Passivation, which consists of immersing stainless steel components in a solution of nitric or citric acid without oxidizing salts, will dissolve the imbedded iron and restore the original corrosion-resistant surface by forming a thin, transparent oxide film.

Hillock Anodizing offers nitric acid passivation and citric acid passivation.

Gold and Clear Chromate

Under Development - Gold and Clear Chromate

Trivalent Chromate

Under Development - Trivalent Chromate

Low Phosphorus EN

Low Phosphorous (1-4% phosphorous) EN is used for high "as deposited" hardness. This coating is uniform, semi-bright and versatile.

This product has superior stability and solderbility. As plated it has a Rockwell of 60. Subsequent heat treat after plating can bring the Rockwell as high as 68.

Mid Phosphorus EN

Mid Phosphorous (5-9%) EN is a very bright coating on steel, copper, brass and aluminum substrates. This coating is uniform and has exceptional hardness as plated with excellent corrosion resistance.

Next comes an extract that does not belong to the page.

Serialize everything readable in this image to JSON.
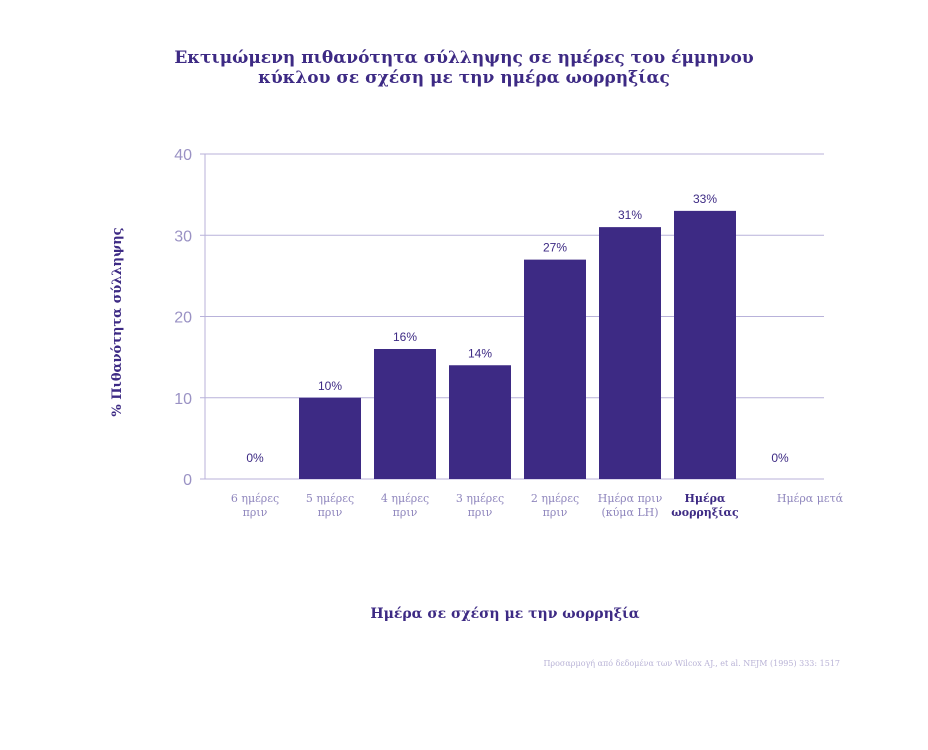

As plated, it has a Rockwell hardness of 46-48. A subsequent heat treat after plating can increase Rockwell to 68. Mid phos electroless Nickel is the most common type of Electroless Nickel and most decorative as well.

High Phosphorus EN

High Phosphorous (10-12% phosphorous) EN is a semi-bright coating ideal for high corrosion resistance with excellent ductility.

This coating can be deposited on steel, aluminum and copper alloys.